Maka, dibolehkan mencari berkah dengan dua dzikir yang tersebut di atas
tadi, dengan jenis-jenis dan macam-macamnya. Rasulullah Shallallahu
‘alaihi wa sallam telah memberikan petunjuk kepada kita agar membaca
dzikir dan wirid-wirid yang disyariatkan baik yang umum maupun khusus,
dan terikat oleh tempat, waktu maupun keada-an, seperti dzikir yang
disyariatkan dalam shalat, sesudah adzan, haji dan berbagai ibadah lain,
juga seperti dzikir-dzikir siang dan malam yang telah masyhur,
contohnya dzikir pagi dan sore, saat tidur, mengendarai kendaraan, saat
berpakaian, dan selainnya. Begitu pun pada saat tertentu dan
kondisi-kondisi tertentu yang berbeda-beda serta pada seluruh keadaan
seorang Muslim.
Lafazh dzikir tertera dan termaktub dalam buku-buku Sunnah, dan sebagian
ulama telah memisahkan pembahasan dzikir tersebut dalam buku yang
tersendiri. Yang paling populer dan terbaik adalah kitab al-Adzkaar yang
ditulis oleh Imam Nawawi rahimahullah. Adapun hukum berdzikir tersebut
adalah beragam, ada yang wajib seperti dzikir-dzikir shalat, contohnya
tasbih saat ruku’ dan sujud, serta selainnya. Begitu juga ada yang
Sunnah, kelompok inilah yang terbanyak dari yang sebelumnya.
Menyebut Nama-Nama Allah Ta‘ala Adalah Salah Satu Bentuk Dzikir
Termasuk dalam kategori dzikir adalah menyebut Nama Allah Subhanahu wa
Ta’ala saat akan berbicara dan bekerja. Tasmiyyah (mengucapkan بِسْمِ
اللهِ) ini disunnahkan di awal setiap perkataan maupun perbuatan.[6]
Artinya, “Aku memulai dengan menyebut Nama Allah (bi tasmiyyatillaah)

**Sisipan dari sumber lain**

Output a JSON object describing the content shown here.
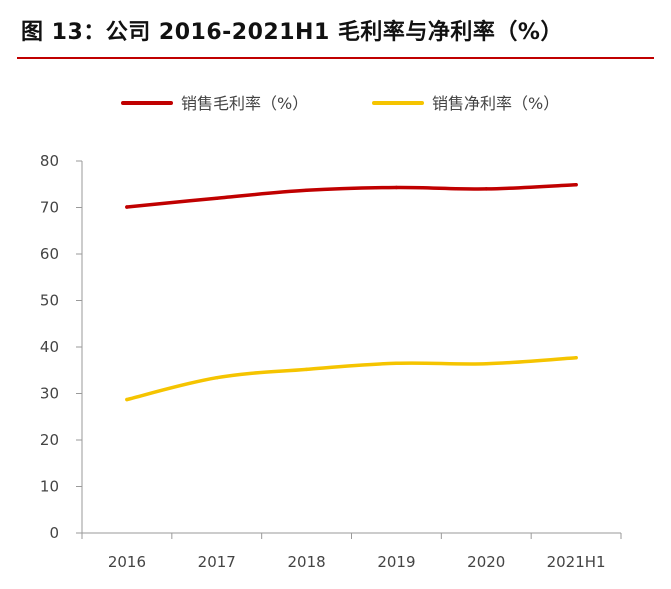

sebelum aku berkata maupun aku berbuat.” Di antara hikmah dari dzikir
ini adalah memperoleh keberkahan yang bersifat ukhrawi maupun duniawi
pada hal-hal tersebut, serta menghalangi kerusakan-kerusakan dan
keburukan darinya, dengan kemuliaan Allah Subhanahu wa Ta’ala dan
pertolongan-Nya.
Setelah memberikan contoh-contoh bagi hal tersebut, al-Hafizh Ibnu
Katsir rahimahullah berkata, “Yang disyariatkan adalah menyebut Nama
Allah Subhanahu wa Ta’ala pada saat akan melakukan hal-hal tersebut di
atas, dengan maksud untuk mengharap berkah, percaya, optimis dan
berharap sebagai penolong, agar Allah berkenan menyempur-nakannya serta
menerimanya.”[7] Dan di antara perkara-perkara yang disyariatkan
bertasmiyyah (menyebut Nama Allah) padanya adalah pada saat berkurban
dan berburu.
Allah Subhanahu wa Ta’ala berfirman:
وَلَا تَأْكُلُوا مِمَّا لَمْ يُذْكَرِ اسْمُ اللَّهِ عَلَيْهِ وَإِنَّهُ لَفِسْقٌ
“Dan janganlah kamu mamakan binatang-binatang yang tidak disebut Nama
Allah ketika menyembelihnya. Sesungguhnya perbuatan yang semacam itu
adalah suatu kefasikan...” [Al-An‘aam: 121]
Dan juga firman-Nya:
فَكُلُوا مِمَّا أَمْسَكْنَ عَلَيْكُمْ وَاذْكُرُوا اسْمَ اللَّهِ عَلَيْهِ
“...Maka makanlah dari apa yang ditangkapnya untukmu, dan sebutlah Nama
Allah atas binatang buas itu (waktu melepasnya)...” [Al-Maa-idah: 4]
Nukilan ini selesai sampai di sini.